Well I thought about it and thought about it and realized I would not forgive myself if I don't dove tail the joints. I will give the piece that much more class. So with that I went into the garage last night and milled some 1/2 stock out of pine and some poplar drop I had in order to practice. As soon as I started I felt silly for even considering the original plan. The jig is so easy to use regardless of the stock size and once set it is just as fast if not faster the setting up the router table.

So I set up the jig and built a prototype drawer out of the poplar and pine in order to size the parts just right. The test drawer fit like a piston!

I went ahead and cut the cherry wood to size and dove tailed the pieces. My next step starting tomorrow is to put the drawers together and finish sand them. My mirror has been ordered and cut. I pick that up tomorrow afternoon. So by tomorrow night or Saturday I will be starting the finish.

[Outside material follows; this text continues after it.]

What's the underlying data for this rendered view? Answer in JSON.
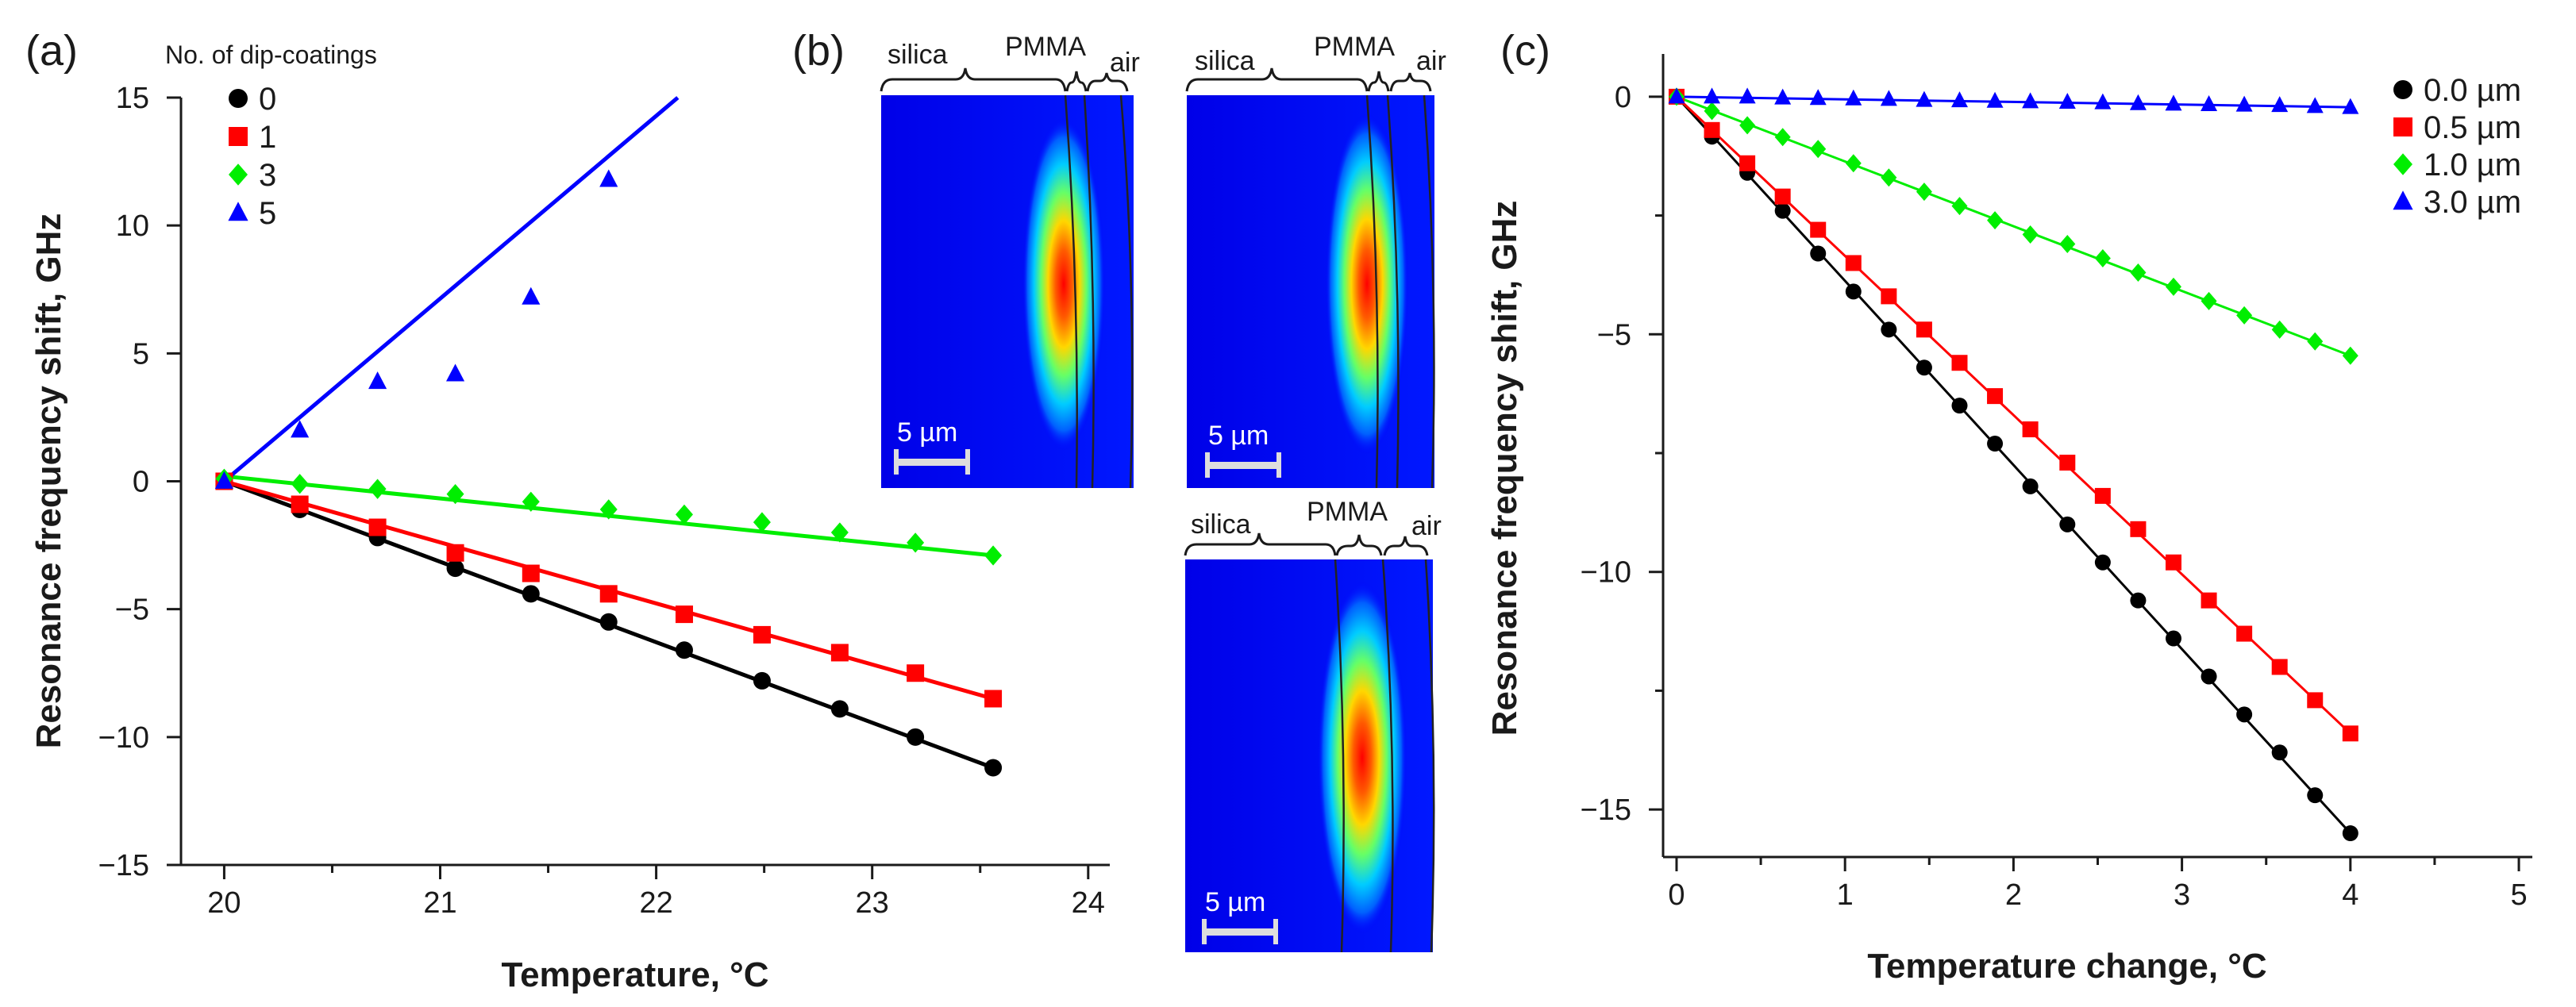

I also changed my mind about the finish. At first I wanted to go with boiled linseed oil and wax. I've since decided on shellac and varnish. Even though the mirror/shelf/drawer will not be subject to use by others then myself or wife, I think it should have some surface protection… more from me then my wife.

I'm loving this!
Pictures to follow next post.


----------



## plantek (Sep 26, 2010)

*Magic Mirror on the Wall*

Well It's done!

__
https://flic.kr/p/5068492159
At a total of $130.00 in materials I've finished the project I wanted when I first saw it the March 2010 issue of Wood Magazine.
It's also the first project I've done working with Cherry. I really enjoyed it even though I found Cherry to be a bit unforgiving.
The grain pattern through out the piece is really eye catching:

__
https://flic.kr/p/5069101620
I'm so happy I decided to take the time to do the half blind dove tails on the drawers:

__
https://flic.kr/p/5068492865
Yes they are machine cut with a jig, but it's a far far cry better then what the original plans called for (rabbited joints).
The finish is one thin coat of shellac and 3 coats of hand wiped poly.
I'm looking forward to more Cherry projects.


----------